As principais pesquisas de intenções de voto já indicavam uma provável vitória de Javier Milei na Argentina. Faltava-nos acreditar que a estrutura peronista seria vencida por um candidato com pouca experiência política e com recursos financeiros limitados. Em um dos momentos mais delicados da economia do país nas últimas décadas, as promessas do presidente eleito destoam de grande parte do que já foi feito por lá. Dolarização da economia, extinção do Banco Central, redução máxima da estrutura do Estado e busca por um caminho alternativo ao Mercosul são alguns de seus objetivos.

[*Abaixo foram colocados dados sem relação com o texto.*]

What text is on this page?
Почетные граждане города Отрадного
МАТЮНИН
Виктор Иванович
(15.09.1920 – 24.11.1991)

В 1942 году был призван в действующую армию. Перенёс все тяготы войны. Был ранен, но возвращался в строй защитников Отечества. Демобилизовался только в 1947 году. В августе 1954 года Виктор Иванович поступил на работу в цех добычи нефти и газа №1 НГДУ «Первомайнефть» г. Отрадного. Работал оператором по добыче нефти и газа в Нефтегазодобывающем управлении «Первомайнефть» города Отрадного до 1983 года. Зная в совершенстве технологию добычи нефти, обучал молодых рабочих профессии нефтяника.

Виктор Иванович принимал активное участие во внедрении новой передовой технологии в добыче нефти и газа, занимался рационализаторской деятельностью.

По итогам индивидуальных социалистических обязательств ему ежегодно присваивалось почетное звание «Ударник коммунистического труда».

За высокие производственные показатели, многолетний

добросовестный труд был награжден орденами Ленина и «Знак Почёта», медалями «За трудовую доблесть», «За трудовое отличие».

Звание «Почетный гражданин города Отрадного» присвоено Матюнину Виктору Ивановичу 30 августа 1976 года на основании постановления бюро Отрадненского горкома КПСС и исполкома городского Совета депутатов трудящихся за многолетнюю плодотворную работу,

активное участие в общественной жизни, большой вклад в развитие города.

Antes mesmo do escrutínio completo das urnas em todo o país, o candidato adversário, Sergio Massa, do grupo peronista, assumiu a condição de derrotado e desejou sorte ao sucessor de Alberto Fernández. O atual presidente, bem como a sua vice, Cristina Kirchner, indicaram que contribuirão para a transição de governo, que já começou na segunda-feira, após o pleito. O voto econômico teve um peso muito importante: em plena crise de hiperinflação, de ampliação da pobreza e de desvalorização monetária, não foi um bom cálculo escalar o ministro da Economia para ser o candidato oficial do governo.

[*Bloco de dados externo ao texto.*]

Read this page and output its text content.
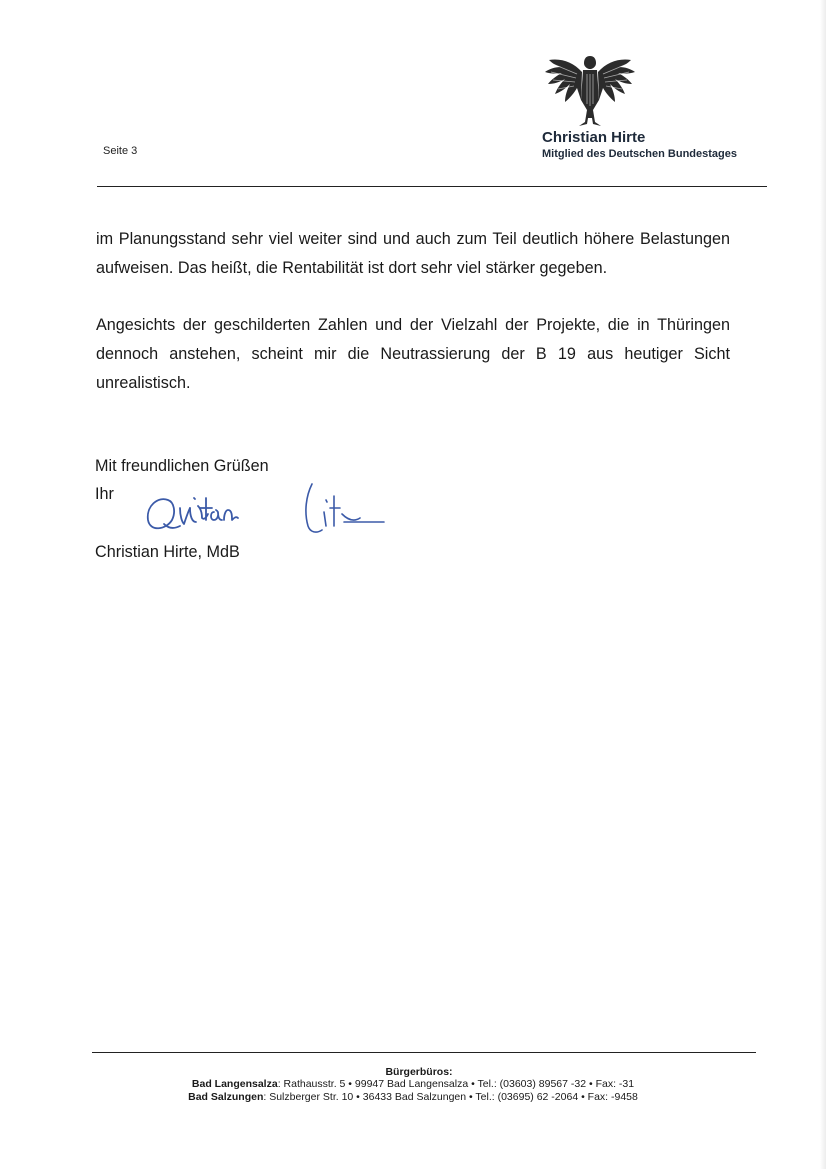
Seite 3
Christian Hirte
Mitglied des Deutschen Bundestages
im Planungsstand sehr viel weiter sind und auch zum Teil deutlich höhere Belastungen aufweisen. Das heißt, die Rentabilität ist dort sehr viel stärker gegeben.
Angesichts der geschilderten Zahlen und der Vielzahl der Projekte, die in Thüringen dennoch anstehen, scheint mir die Neutrassierung der B 19 aus heutiger Sicht unrealistisch.
Mit freundlichen Grüßen
Ihr
Christian Hirte, MdB
Bürgerbüros:
Bad Langensalza: Rathausstr. 5 • 99947 Bad Langensalza • Tel.: (03603) 89567 -32 • Fax: -31
Bad Salzungen: Sulzberger Str. 10 • 36433 Bad Salzungen • Tel.: (03695) 62 -2064 • Fax: -9458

Para quem achou que o apoio do presidente Lula e as ações propostas pelos marqueteiros do PT seriam suficientes para reverter o quadro de vantagem do candidato libertário, a resposta veio em tempo. Não seria a primeira vez que os argentinos rechaçam qualquer tipo de influência externa nas eleições nacionais. Mesmo que o Brasil seja um importante parceiro comercial dos argentinos, a escolha de seus governantes se dá em nível doméstico, levando em consideração as escolhas de seu próprio povo.

O discurso da vitória foi um pouco menos histriônico que o habitual. Milei cumprimentou e agradeceu o seu eleitorado, reafirmou o seu compromisso com as pautas da liberdade, muito influenciado pela Escola Austríaca, e dispôs a sua energia para começar a trabalhar.

Há muito o que ser feito naquele país. Com inflação acima de 140% no acumulado de 12 meses e 40% da população em faixa de pobreza, o presidente que vencesse o pleito não teria dias fáceis para entregar um país melhor do que recebeu.

Para além dos desafios econômicos, o novo presidente terá um longo caminho político a trilhar. O Liberdade Avança, partido do qual faz parte, não terá maioria no Congresso. Será necessário um trabalho hercúleo de cooperação com os grupos mais moderados para que se aprove qualquer medida substancial.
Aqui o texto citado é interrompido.